Maintaining institutional memory is hard enough – AI knowledge systems will make it worse


AI can hallucinate many things, but are we headed for a world where tools like ChatGPT and Gemini are crafting standard operating procedures or employee handbooks? Have we begun to entrust AI not just with our menial and creative tasks, but also given it the responsibility to maintain companies’ viability?

God, I hope not.

If the last few years are anything to go by, someone – backed by a fund with more money than sense, most likely – is going to try. Since I started writing for ITPro, I’ve covered the AI Bill of Rights, automation of the back office, accessibility and AI, and a host of other related topics. What has struck me during that reporting is just how much all these innovations feel at once temporary and permanent.

Let me explain: one of the hardest things to do when it comes to keeping an organization going is maintaining institutional memory. We see this all the time in a variety of industries; where companies tend to forget why they were successful in the first place, they are vulnerable to shifting geopolitical winds and market chaos, outsourcing what gave them a competitive edge.

It’s similar in food where counterfeiting foods like parmigiano-reggiano makes up a multi-billion dollar industry. Some of this is self-serving industry isolation, of course, but a lot of it is about protecting what is successful. Lastly, we see this in the outsourcing of common tech industry tactics like moving tech support to a country that is much cheaper—and much worse labour laws.

Paradoxically, that’s why this AI boom feels more Metaverse than cell phone or wireless internet. It feels as if it’s teetering on a knife edge because too many people see it as a cure-all. I know, shock surprise, but a journalist doesn’t trust many forms of AI, but we’re starting to see this in other industries, including questions over the usefulness of AI generated code. At the same time it feels like a permanent fixture, one that requires constant education about what can and can’t be used. Like all things tech innovation, that will be decided, in a lot of ways, by the courts and company mergers.

There are plenty of people working in the AI space, and its various offshoots, who are aware of this precarious ethical ground. The question is whether those people are the ones with decision making power. AI, with all the surety thrown around by its main sales people, also seeds distrust. Just look at higher education, where more and more students are using AI and more and more instructors are making assumptions about those very same students. The more AI creeps into the back office, the more it seems to cause chaos.

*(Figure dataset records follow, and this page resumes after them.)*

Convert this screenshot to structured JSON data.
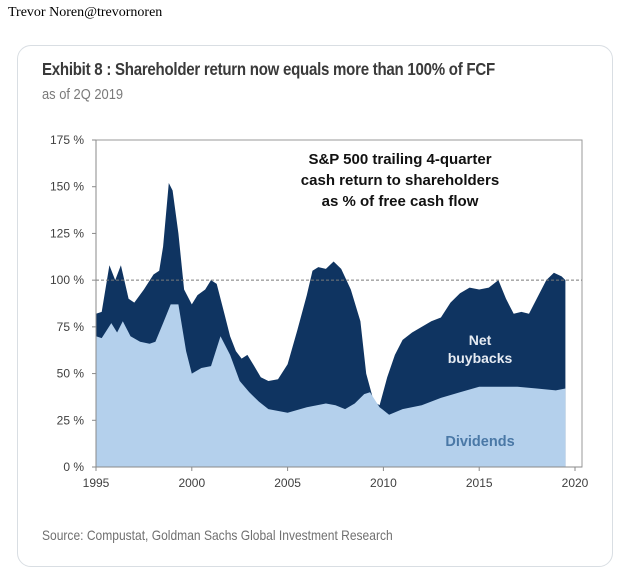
{
  "post": {
    "author": "Trevor Noren@trevornoren"
  },
  "card": {
    "title": "Exhibit 8 : Shareholder return now equals more than 100% of FCF",
    "subtitle": "as of 2Q 2019",
    "source": "Source: Compustat, Goldman Sachs Global Investment Research"
  },
  "chart_data": {
    "type": "area",
    "title": "Exhibit 8 : Shareholder return now equals more than 100% of FCF",
    "subtitle": "as of 2Q 2019",
    "annotation": [
      "S&P 500 trailing 4-quarter",
      "cash return to shareholders",
      "as % of free cash flow"
    ],
    "xlabel": "",
    "ylabel": "",
    "xlim": [
      1995,
      2020
    ],
    "ylim": [
      0,
      175
    ],
    "x_ticks": [
      1995,
      2000,
      2005,
      2010,
      2015,
      2020
    ],
    "x_tick_labels": [
      "1995",
      "2000",
      "2005",
      "2010",
      "2015",
      "2020"
    ],
    "y_ticks": [
      0,
      25,
      50,
      75,
      100,
      125,
      150,
      175
    ],
    "y_tick_labels": [
      "0 %",
      "25 %",
      "50 %",
      "75 %",
      "100 %",
      "125 %",
      "150 %",
      "175 %"
    ],
    "reference_line": {
      "y": 100,
      "style": "dashed"
    },
    "grid": false,
    "stacked": true,
    "series": [
      {
        "name": "Dividends",
        "color": "#b4d0ec",
        "label_color": "#4a78a6",
        "x": [
          1995.0,
          1995.3,
          1995.8,
          1996.1,
          1996.4,
          1996.8,
          1997.3,
          1997.8,
          1998.1,
          1998.5,
          1998.9,
          1999.3,
          1999.7,
          2000.0,
          2000.5,
          2001.0,
          2001.5,
          2002.0,
          2002.5,
          2003.0,
          2003.5,
          2004.0,
          2005.0,
          2006.0,
          2007.0,
          2007.5,
          2008.0,
          2008.5,
          2009.0,
          2009.3,
          2009.8,
          2010.3,
          2011.0,
          2012.0,
          2013.0,
          2014.0,
          2015.0,
          2016.0,
          2017.0,
          2018.0,
          2019.0,
          2019.5
        ],
        "values": [
          70,
          69,
          77,
          72,
          78,
          70,
          67,
          66,
          67,
          77,
          87,
          87,
          62,
          50,
          53,
          54,
          70,
          60,
          46,
          40,
          35,
          31,
          29,
          32,
          34,
          33,
          31,
          34,
          39,
          40,
          32,
          28,
          31,
          33,
          37,
          40,
          43,
          43,
          43,
          42,
          41,
          42
        ]
      },
      {
        "name": "Net buybacks",
        "color": "#0f3461",
        "label_color": "#e6ebf2",
        "total_x": [
          1995.0,
          1995.3,
          1995.7,
          1996.0,
          1996.3,
          1996.7,
          1997.0,
          1997.5,
          1998.0,
          1998.3,
          1998.5,
          1998.8,
          1999.0,
          1999.3,
          1999.6,
          2000.0,
          2000.3,
          2000.7,
          2001.0,
          2001.3,
          2001.7,
          2002.0,
          2002.3,
          2002.6,
          2002.9,
          2003.2,
          2003.6,
          2004.0,
          2004.5,
          2005.0,
          2005.5,
          2006.0,
          2006.3,
          2006.6,
          2007.0,
          2007.4,
          2007.8,
          2008.3,
          2008.8,
          2009.1,
          2009.5,
          2009.8,
          2010.2,
          2010.6,
          2011.0,
          2011.5,
          2012.0,
          2012.5,
          2013.0,
          2013.5,
          2014.0,
          2014.5,
          2015.0,
          2015.5,
          2016.0,
          2016.4,
          2016.8,
          2017.2,
          2017.6,
          2018.0,
          2018.5,
          2018.9,
          2019.3,
          2019.5
        ],
        "total_values": [
          82,
          83,
          108,
          100,
          108,
          90,
          88,
          95,
          103,
          105,
          118,
          152,
          148,
          125,
          95,
          87,
          92,
          95,
          100,
          98,
          82,
          70,
          62,
          58,
          60,
          55,
          48,
          46,
          47,
          55,
          73,
          92,
          105,
          107,
          106,
          110,
          106,
          95,
          78,
          50,
          35,
          33,
          48,
          60,
          68,
          72,
          75,
          78,
          80,
          88,
          93,
          96,
          95,
          96,
          100,
          90,
          82,
          83,
          82,
          90,
          100,
          104,
          102,
          100
        ]
      }
    ],
    "series_labels": {
      "net_buybacks": [
        "Net",
        "buybacks"
      ],
      "dividends": "Dividends"
    },
    "legend": "in-plot labels"
  }
}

This isn’t an argument for the human touch that centers around pointless – and often classist/ableist – return to office (RTO) mandates. This isn’t ‘water cooler-style’ institutional memory about the eating habits of the CEO, or who got the best company Christmas gift

This is about understanding, on a fundamental level, what software can’t know. For example, a lot of accessibility needs are met through handshake agreements between bosses and employees, primarily because legalistic systems of governance have meant that having a disability, in tech and otherwise, is viewed with suspicion. Simply put, AI cannot replicate human decency.

Institutional memory also rears its head in other areas. A chatbot can’t maintain a relationship with a client, nor can it be trusted to hire without introducing additional biases or to understand the work culture of a decades-old company.

Now, the AI evangelists will tell you that LLMs can’t do this yet and it’s only a matter of time – but when it comes to whether we ever need to replace this function, I’m not so sure. The argument that an LLM’s biases can be trained out easier than a human’s can hold at least a little water but, in the long run, if we’re letting AI into the foundation of our workplaces we’re headed for the commercial version of an earthquake. Part of the problem with institutional memory is that it has lots of warts and dangers and needs constant adaptation and conversation in order to be successful. If the explosion of AI content – generative and otherwise – has shown anything, it’s that AI really likes to maintain the status quo and our world’s status quo is a beautiful dumpster fire.

My favourite example of this is transcription software. More and more, tools like Otter and Zoom have honed in on their use for business. Here’s the problem: AI transcription likes to hallucinate and tell me things that were said that weren’t, or to accidentally leave your AI assistant in a Zoom room to wreak unintentional havoc.

AI isn’t new and it isn’t going away tomorrow. But I think its insistence on touching every part of our corporate ecosystem is a key development that requires pushback. Much of the work we do is hidden in plain sight yet LLMs are bound to lack the ability, to take a quote from Katherine Johnson in the movie Hidden Figures, “to look beyond the numbers”. Institutional memory is needed, not just to maintain the good, but to root out the bad.